Pacientes com câncer de bexiga avançado ganham nova opção de tratamento
Pembrolizumabe recebe nova indicação no Brasil e demonstra aumento de sobrevida para portadores da doença
Da Redação - Publicado: 22/11/2017 - Atualizado: 17/12/2017

A Agência Nacional de Vigilância Sanitária (Anvisa) acaba de aprovar a imunoterapia da MSD, pembrolizumabe (Keytruda), para o tratamento dos pacientes com carcinoma urotelial (tipo mais comum é o câncer de bexiga) localmente avançado ou metastático, que não responderam ao tratamento prévio com quimioterapia à base de platina.

A nova aprovação utilizou como base os resultados do estudo fase III, Keynote-045, que randomizou 542 pacientes com câncer urotelial localmente avançado ou metastático para receberem tratamento com pembrolizumabe ou quimioterapia, considerada o padrão de tratamento nos últimos 30 anos.

O câncer de bexiga é o segundo tipo de tumor urológico mais comum no mundo, com aproximadamente 430.000 novos casos ao ano. No Brasil, é considerado o mais comum do sistema urinário e, segundo informações do Instituto Nacional de Câncer (INCA), são esperados 9.744 novos casos em 2017.

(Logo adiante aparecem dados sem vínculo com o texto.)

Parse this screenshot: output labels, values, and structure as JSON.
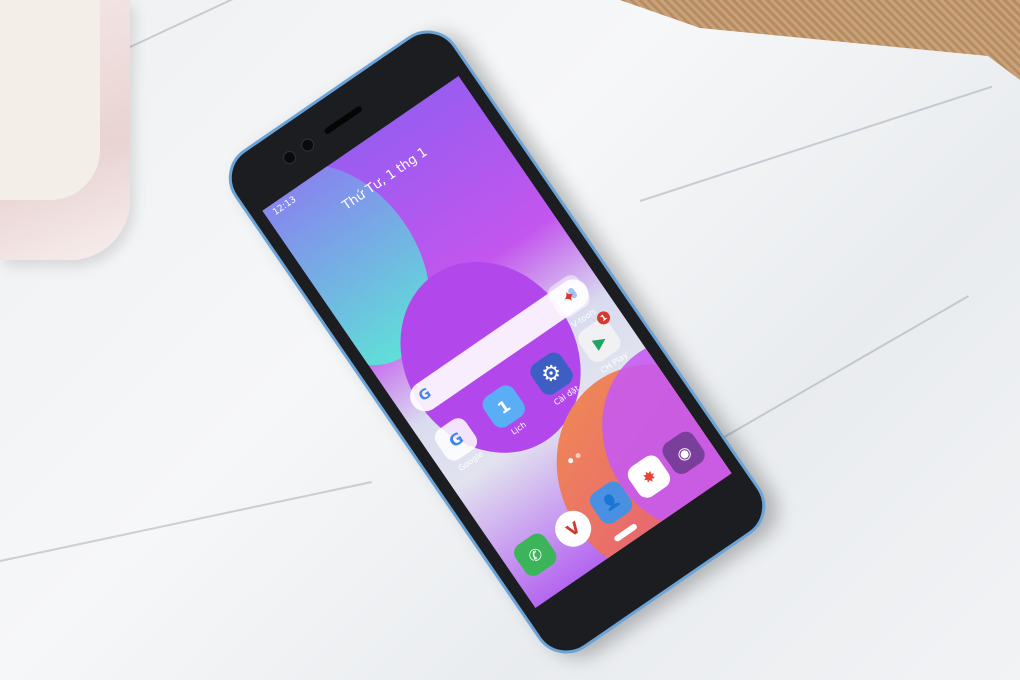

A doença é mais prevalente em homens em torno dos 65 anos e possui como principal fator de risco o tabagismo, que aumenta em até três vezes a chance de desenvolvê-la. Embora o câncer de bexiga seja extremamente curável, sua detecção precoce pode ser difícil, uma vez que, em fases iniciais, pode evoluir sem apresentar sintomas. O sangramento na urina é o sinal mais comum e está presente em 90% dos casos.

O Keynote-045 foi o primeiro (e até o momento, o único) ensaio clínico fase 3 a demonstrar ganho de sobrevida global em pacientes com a doença e teve de ser suspenso precocemente devido aos resultados superiores, quando comparado ao tratamento padrão com quimioterapia.

Os resultados foram apresentados apos 22,5 meses de acompanhamento e demonstraram uma redução de 30% no risco de morte nos pacientes que utilizaram Pembrolizumabe em comparação aos pacientes que utilizaram quimioterapia. Quanto aos índices de eventos adversos graves, o tratamento com pembrolizumabe foi de 16,5%, inferior aos 49,8% quando comparado à quimioterapia.

“As imunoterapias, como pembrolizumabe, conseguiram promover um avanço no que antes era um cenário sombrio, permitindo que os pacientes com câncer de bexiga consigam respostas duradouras de tratamento com poucos efeitos colaterais”, explica o oncologista Fernando Maluf, do Centro Oncológico Antônio Ermínio de Moraes, da Beneficência Portuguesa de São Paulo e membro do Comitê Gestor do Hospital Israelita Albert Einstein.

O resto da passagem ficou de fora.